La Comunicado sentencia de la manada de LIBRES

La Asamblea Cántabra por las Libertades y contra la Represión (LIBRES) muestra su más absoluta repulsa contra la sentencia emitida por la Audiencia Provincial de Navarra en el caso conocido como “La Manada”, porque perpetua la cultura de la violación, evidenciando y justificando en sus formas más extremas, la violencia estructural contra la mujer.

El vigente código penal en su artículo 181, considera ABUSO SEXUAL y no VIOLACIÓN, el acceso carnal por vía vaginal, anal o bucal, (o introducción de miembros corporales u objetos por cualquiera de las dos primeras vías) realizado sin violencia o intimidación, aunque no medie consentimiento de la víctima.

Este precepto permite que, a pesar de que en una sentencia se consideren PROBADOS unos hechos, cometidos sin el consentimiento de la víctima, tan brutales como los que se relatan en este caso, se pueda calificar el delito como ABUSO sexual si se entiende que no ha mediado intimidación o violencia..

Sólo una justicia patriarcal, que defiende al agresor y  no a la víctima, y que a pesar de desbrozar y pormenorizar la violencia ejercida contra  esta mujer a lo largo de las 300 páginas de esta sentencia, siendo una narración exacta y terrible de lo que constituye  una violación; ha sido capaz de no condenar la agresión sexual, banalizando la misma y conceptualizándola como abuso.

Como parte de una sociedad organizada,  nos consideramos con la legitimidad suficiente y necesaria para cuestionar y criticar esta sentencia  y denunciar especialmente el voto particular emitido por uno de los magistrados que aboga por la absolución de los acusados, que con ínfulas de neutralidad y pretendida visión imparcial de los hechos, rezuma desprecio hacia las mujeres y sus sentimientos, lo que ha llevado a que la organización Women’s Link presentara este viernes un escrito ante el Consejo General del Poder Judicial pidiendo la apertura de una sanción disciplinaria contra este magistrado.

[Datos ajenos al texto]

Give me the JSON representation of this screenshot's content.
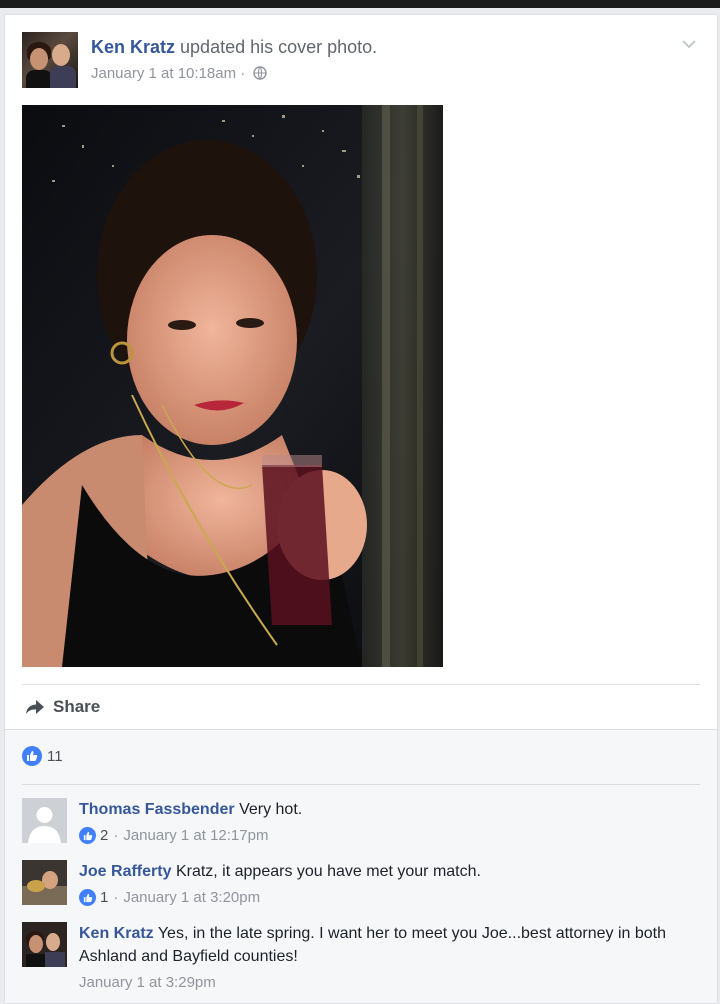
{
  "post": {
    "author": "Ken Kratz",
    "action": "updated his cover photo.",
    "timestamp": "January 1 at 10:18am",
    "separator": "·",
    "privacy_icon": "globe-icon",
    "menu_icon": "chevron-down-icon"
  },
  "actions": {
    "share_label": "Share",
    "share_icon": "share-arrow-icon"
  },
  "reactions": {
    "like_icon": "thumbs-up-icon",
    "count": "11"
  },
  "comments": [
    {
      "author": "Thomas Fassbender",
      "text": "Very hot.",
      "likes": "2",
      "sep": "·",
      "timestamp": "January 1 at 12:17pm"
    },
    {
      "author": "Joe Rafferty",
      "text": "Kratz, it appears you have met your match.",
      "likes": "1",
      "sep": "·",
      "timestamp": "January 1 at 3:20pm"
    },
    {
      "author": "Ken Kratz",
      "text": "Yes, in the late spring. I want her to meet you Joe...best attorney in both Ashland and Bayfield counties!",
      "timestamp": "January 1 at 3:29pm"
    }
  ],
  "colors": {
    "link_blue": "#365899",
    "like_blue": "#4080ff",
    "meta_gray": "#90949c",
    "background": "#e9ebee"
  }
}
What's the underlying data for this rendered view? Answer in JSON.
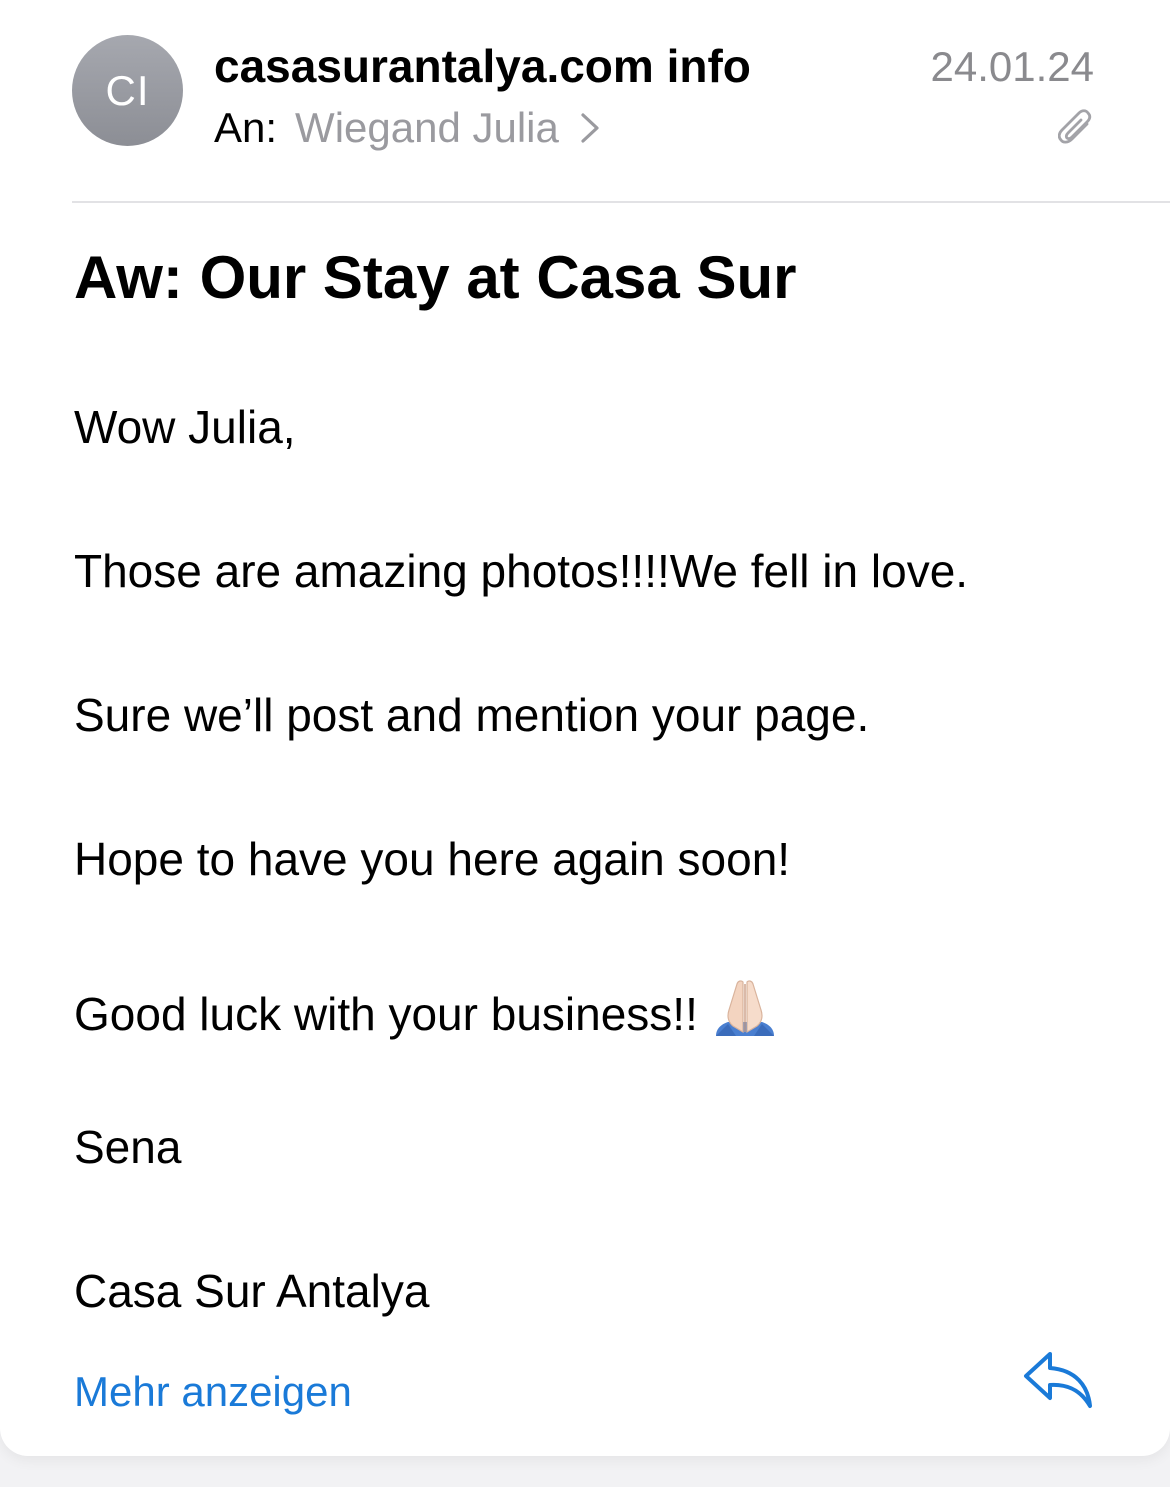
{
  "header": {
    "avatar_initials": "CI",
    "sender": "casasurantalya.com info",
    "date": "24.01.24",
    "to_label": "An:",
    "to_name": "Wiegand Julia"
  },
  "subject": "Aw: Our Stay at Casa Sur",
  "body": {
    "lines": [
      "Wow Julia,",
      "Those are amazing photos!!!!We fell in love.",
      "Sure we’ll post and mention your page.",
      "Hope to have you here again soon!",
      "Good luck with your business!!",
      "Sena",
      "Casa Sur Antalya"
    ]
  },
  "footer": {
    "more_label": "Mehr anzeigen"
  },
  "icons": {
    "chevron": "chevron-right-icon",
    "attachment": "paperclip-icon",
    "emoji": "folded-hands-emoji",
    "reply": "reply-arrow-icon"
  },
  "colors": {
    "accent": "#1a7ad8",
    "secondary_text": "#8a8a8e",
    "avatar": "#9a9ca3"
  }
}
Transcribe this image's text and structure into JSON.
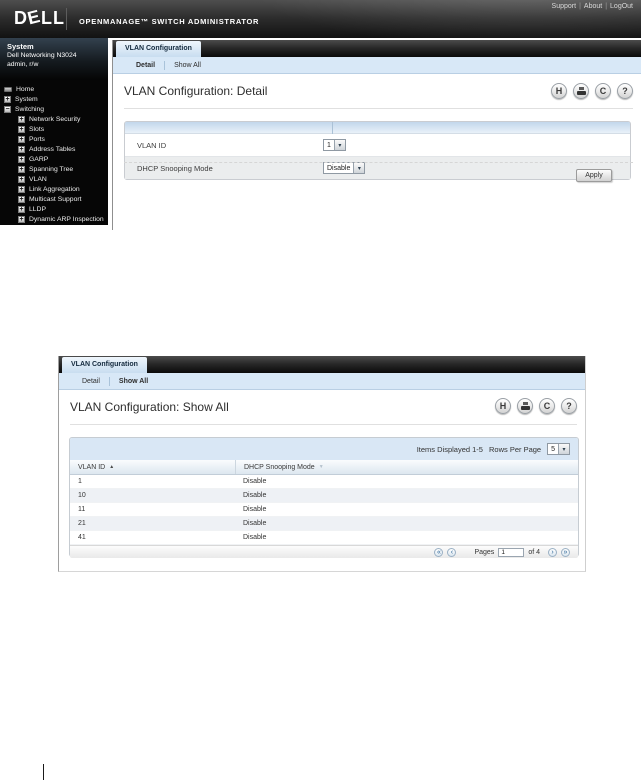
{
  "theme": {
    "topbar_dark": "#2c2c2c",
    "active_tab_blue": "#c8ddf0",
    "subtab_bar_blue": "#d8e8f7",
    "table_topbar_blue": "#d9e7f5",
    "row_alt_blue": "#eef1f5"
  },
  "topbar": {
    "brand_letters": [
      "D",
      "E",
      "L",
      "L"
    ],
    "app_title": "OPENMANAGE™ SWITCH ADMINISTRATOR",
    "links": [
      "Support",
      "About",
      "LogOut"
    ],
    "link_sep": "|"
  },
  "sidebar": {
    "system_label": "System",
    "device_name": "Dell Networking N3024",
    "user_role": "admin, r/w",
    "tree": [
      {
        "label": "Home"
      },
      {
        "label": "System"
      },
      {
        "label": "Switching"
      },
      {
        "label": "Network Security"
      },
      {
        "label": "Slots"
      },
      {
        "label": "Ports"
      },
      {
        "label": "Address Tables"
      },
      {
        "label": "GARP"
      },
      {
        "label": "Spanning Tree"
      },
      {
        "label": "VLAN"
      },
      {
        "label": "Link Aggregation"
      },
      {
        "label": "Multicast Support"
      },
      {
        "label": "LLDP"
      },
      {
        "label": "Dynamic ARP Inspection"
      }
    ]
  },
  "icons": {
    "save": "H",
    "refresh": "C",
    "help": "?",
    "select_arrow": "▾",
    "sort_asc": "▲",
    "sort_desc": "▼",
    "page_first": "«",
    "page_prev": "‹",
    "page_next": "›",
    "page_last": "»",
    "tree_plus": "+",
    "tree_minus": "−"
  },
  "panel_detail": {
    "tab": "VLAN Configuration",
    "subtab_detail": "Detail",
    "subtab_showall": "Show All",
    "title": "VLAN Configuration: Detail",
    "form": {
      "rows": [
        {
          "label": "VLAN ID",
          "value": "1"
        },
        {
          "label": "DHCP Snooping Mode",
          "value": "Disable"
        }
      ]
    },
    "apply_label": "Apply"
  },
  "panel_showall": {
    "tab": "VLAN Configuration",
    "subtab_detail": "Detail",
    "subtab_showall": "Show All",
    "title": "VLAN Configuration: Show All",
    "items_displayed": "Items Displayed 1-5",
    "rows_per_page_label": "Rows Per Page",
    "rows_per_page_value": "5",
    "columns": [
      "VLAN ID",
      "DHCP Snooping Mode"
    ],
    "rows": [
      [
        "1",
        "Disable"
      ],
      [
        "10",
        "Disable"
      ],
      [
        "11",
        "Disable"
      ],
      [
        "21",
        "Disable"
      ],
      [
        "41",
        "Disable"
      ]
    ],
    "pages_label": "Pages",
    "page_value": "1",
    "pages_of": "of 4"
  }
}
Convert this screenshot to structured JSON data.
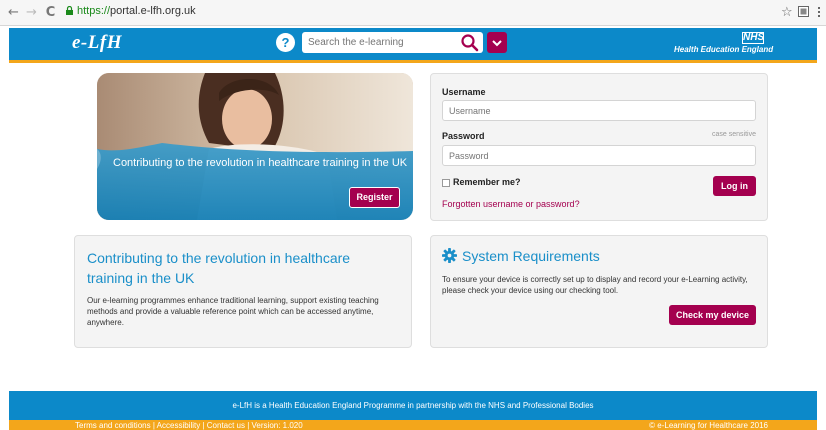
{
  "browser": {
    "back_glyph": "←",
    "forward_glyph": "→",
    "reload_glyph": "C",
    "url_scheme": "https://",
    "url_host": "portal.e-lfh.org.uk",
    "star_glyph": "☆"
  },
  "header": {
    "logo_text": "e-LfH",
    "help_glyph": "?",
    "search_placeholder": "Search the e-learning",
    "nhs_badge": "NHS",
    "nhs_text": "Health Education England"
  },
  "hero": {
    "tagline": "Contributing to the revolution in healthcare training in the UK",
    "register_label": "Register"
  },
  "login": {
    "username_label": "Username",
    "username_placeholder": "Username",
    "password_label": "Password",
    "password_placeholder": "Password",
    "case_note": "case sensitive",
    "remember_label": "Remember me?",
    "remember_checked": false,
    "login_label": "Log in",
    "forgot_label": "Forgotten username or password?"
  },
  "info_panel": {
    "title": "Contributing to the revolution in healthcare training in the UK",
    "body": "Our e-learning programmes enhance traditional learning, support existing teaching methods and provide a valuable reference point which can be accessed anytime, anywhere."
  },
  "requirements_panel": {
    "title": "System Requirements",
    "body": "To ensure your device is correctly set up to display and record your e-Learning activity, please check your device using our checking tool.",
    "button_label": "Check my device"
  },
  "footer": {
    "programme_text": "e-LfH is a Health Education England Programme in partnership with the NHS and Professional Bodies",
    "links_text": "Terms and conditions | Accessibility | Contact us | Version: 1.020",
    "copyright": "© e-Learning for Healthcare 2016"
  },
  "colors": {
    "brand_blue": "#0c89c9",
    "accent_magenta": "#a4004f",
    "gold": "#f3a61b"
  }
}
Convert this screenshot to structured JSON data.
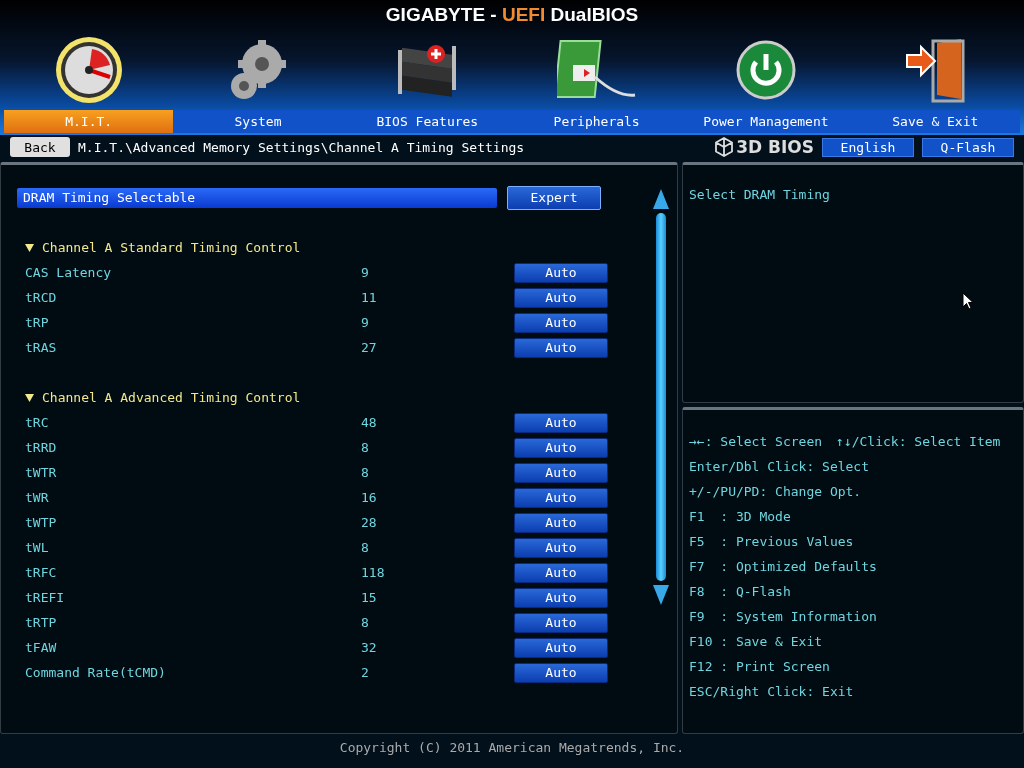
{
  "title": {
    "brand": "GIGABYTE",
    "separator": "-",
    "highlight": "UEFI",
    "product": "DualBIOS"
  },
  "tabs": [
    {
      "label": "M.I.T.",
      "kind": "gauge",
      "selected": true
    },
    {
      "label": "System",
      "kind": "gear",
      "selected": false
    },
    {
      "label": "BIOS Features",
      "kind": "chip",
      "selected": false
    },
    {
      "label": "Peripherals",
      "kind": "card",
      "selected": false
    },
    {
      "label": "Power Management",
      "kind": "power",
      "selected": false
    },
    {
      "label": "Save & Exit",
      "kind": "exit",
      "selected": false
    }
  ],
  "nav": {
    "back": "Back",
    "logo": "3D BIOS",
    "path": "M.I.T.\\Advanced Memory Settings\\Channel A Timing Settings",
    "language": "English",
    "qflash": "Q-Flash"
  },
  "top_setting": {
    "name": "DRAM Timing Selectable",
    "option": "Expert",
    "selected": true
  },
  "sections": [
    {
      "title": "Channel A Standard Timing Control",
      "items": [
        {
          "name": "CAS Latency",
          "value": "9",
          "option": "Auto"
        },
        {
          "name": "tRCD",
          "value": "11",
          "option": "Auto"
        },
        {
          "name": "tRP",
          "value": "9",
          "option": "Auto"
        },
        {
          "name": "tRAS",
          "value": "27",
          "option": "Auto"
        }
      ]
    },
    {
      "title": "Channel A Advanced Timing Control",
      "items": [
        {
          "name": "tRC",
          "value": "48",
          "option": "Auto"
        },
        {
          "name": "tRRD",
          "value": "8",
          "option": "Auto"
        },
        {
          "name": "tWTR",
          "value": "8",
          "option": "Auto"
        },
        {
          "name": "tWR",
          "value": "16",
          "option": "Auto"
        },
        {
          "name": "tWTP",
          "value": "28",
          "option": "Auto"
        },
        {
          "name": "tWL",
          "value": "8",
          "option": "Auto"
        },
        {
          "name": "tRFC",
          "value": "118",
          "option": "Auto"
        },
        {
          "name": "tREFI",
          "value": "15",
          "option": "Auto"
        },
        {
          "name": "tRTP",
          "value": "8",
          "option": "Auto"
        },
        {
          "name": "tFAW",
          "value": "32",
          "option": "Auto"
        },
        {
          "name": "Command Rate(tCMD)",
          "value": "2",
          "option": "Auto"
        }
      ]
    }
  ],
  "description": "Select DRAM Timing",
  "help_lines": [
    [
      "→←: Select Screen",
      "↑↓/Click: Select Item"
    ],
    [
      "Enter/Dbl Click: Select"
    ],
    [
      "+/-/PU/PD: Change Opt."
    ],
    [
      "F1  : 3D Mode"
    ],
    [
      "F5  : Previous Values"
    ],
    [
      "F7  : Optimized Defaults"
    ],
    [
      "F8  : Q-Flash"
    ],
    [
      "F9  : System Information"
    ],
    [
      "F10 : Save & Exit"
    ],
    [
      "F12 : Print Screen"
    ],
    [
      "ESC/Right Click: Exit"
    ]
  ],
  "copyright": "Copyright (C) 2011 American Megatrends, Inc."
}
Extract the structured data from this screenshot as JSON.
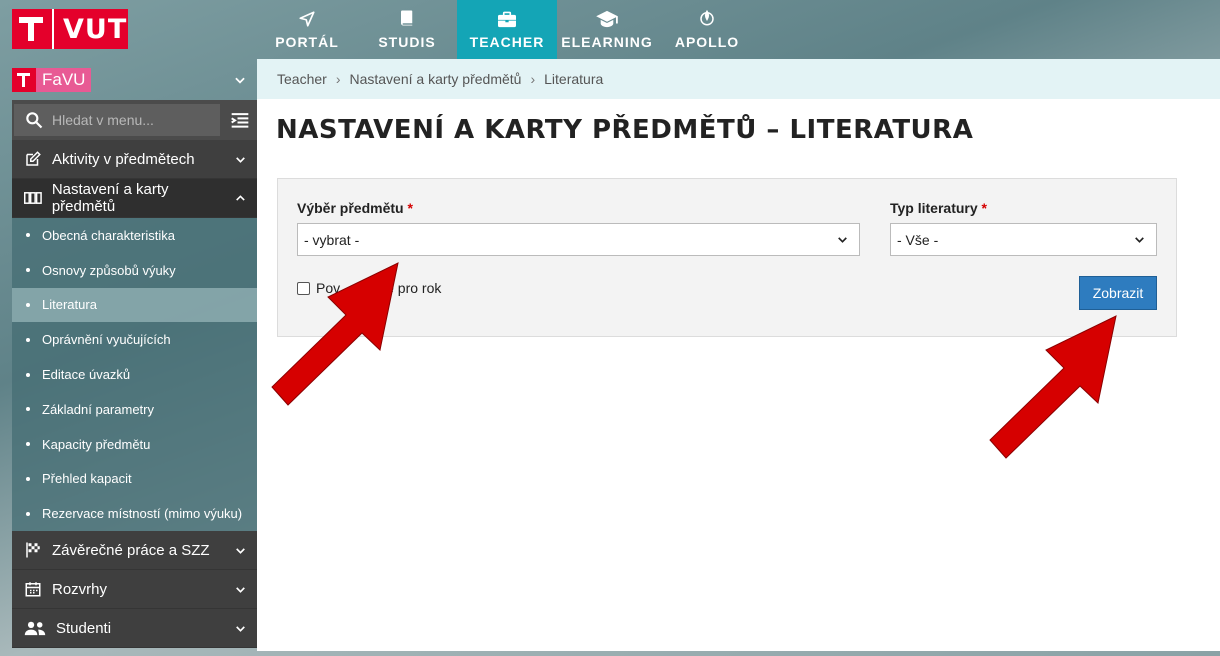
{
  "brand": {
    "logo_text": "VUT"
  },
  "topnav": [
    {
      "label": "PORTÁL",
      "icon": "navigation-arrow-icon",
      "active": false
    },
    {
      "label": "STUDIS",
      "icon": "book-icon",
      "active": false
    },
    {
      "label": "TEACHER",
      "icon": "briefcase-icon",
      "active": true
    },
    {
      "label": "ELEARNING",
      "icon": "graduation-cap-icon",
      "active": false
    },
    {
      "label": "APOLLO",
      "icon": "rocket-icon",
      "active": false
    }
  ],
  "faculty": {
    "name": "FaVU"
  },
  "search": {
    "placeholder": "Hledat v menu..."
  },
  "sidebar": {
    "items": [
      {
        "label": "Aktivity v předmětech",
        "icon": "edit-icon"
      },
      {
        "label": "Nastavení a karty předmětů",
        "icon": "cards-icon"
      },
      {
        "label": "Závěrečné práce a SZZ",
        "icon": "checkered-flag-icon"
      },
      {
        "label": "Rozvrhy",
        "icon": "calendar-icon"
      },
      {
        "label": "Studenti",
        "icon": "users-icon"
      }
    ],
    "subitems": [
      "Obecná charakteristika",
      "Osnovy způsobů výuky",
      "Literatura",
      "Oprávnění vyučujících",
      "Editace úvazků",
      "Základní parametry",
      "Kapacity předmětu",
      "Přehled kapacit",
      "Rezervace místností (mimo výuku)"
    ],
    "active_sub": "Literatura"
  },
  "breadcrumb": [
    "Teacher",
    "Nastavení a karty předmětů",
    "Literatura"
  ],
  "page": {
    "title": "NASTAVENÍ A KARTY PŘEDMĚTŮ – LITERATURA"
  },
  "form": {
    "subject_label": "Výběr předmětu",
    "subject_value": "- vybrat -",
    "lit_type_label": "Typ literatury",
    "lit_type_value": "- Vše -",
    "required_mark": "*",
    "checkbox_label": "Povinné pouze pro rok",
    "checkbox_visible_fragment_left": "Pov",
    "checkbox_visible_fragment_right": "é pro rok",
    "submit_label": "Zobrazit"
  },
  "colors": {
    "brand_red": "#e4002b",
    "accent_teal": "#14a5b6",
    "button_blue": "#2e7cbf",
    "arrow_red": "#d60000"
  }
}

En la aplicación de estos preceptos normativos,  late toda una tradición  milenaria de machismo y patriarcado que se concreta en la exigencia a la víctima de haber defendido “su virtud”, aún a riesgo de poner en riesgo su integridad física e incluso su propia vida. La consecuencia de ello es que será la víctima de una agresión sexual quien tenga la pesada carga de probar en el procedimiento que ha cumplido con tan heroica exigencia, porque de lo contrario su conducta no se tipifica como violación sino como abuso, como ha sucedido este caso.

La inseguridad que esta sentencia crea en millones de mujeres es inaceptable, porque  la libertad sexual de las mujeres es un bien jurídico y social a proteger.

Urge una profunda  modificación normativa, especialmente del Código Penal, que elimine el requisito de la concurrencia de violencia o intimidación y reconozca que todo acceso carnal por vía vaginal, anal o bucal, sin consentimiento es VIOLACIÓN Y PUNTO.

Urge también la reforma de los poderes del  Estado, especialmente y profundamente  los judiciales, porque las mujeres necesitamos instituciones que nos protejan y nos permitan vivir unas vidas libres de violencias.

Nos sumamos a todas  las movilizaciones que se convoquen  para  denunciar  esta violencia patriarcal y exigimos la inhabilitación de los magistrados artífices de esta sentencia,  que han mostrado una ausencia absoluta de empatía  y desprecio con la violencia estructural que sufrimos  las mujeres,  ejemplificado en este caso en  la situación sufrida por una joven rodeada y violentada  por cinco hombres, que les han llevado a juzgar el comportamiento de la víctima y no de los agresores.

Queremos una justicia y una sociedad feminista, porque NO QUEREMOS SER VALIENTES, QUEREMOS SER LIBRES.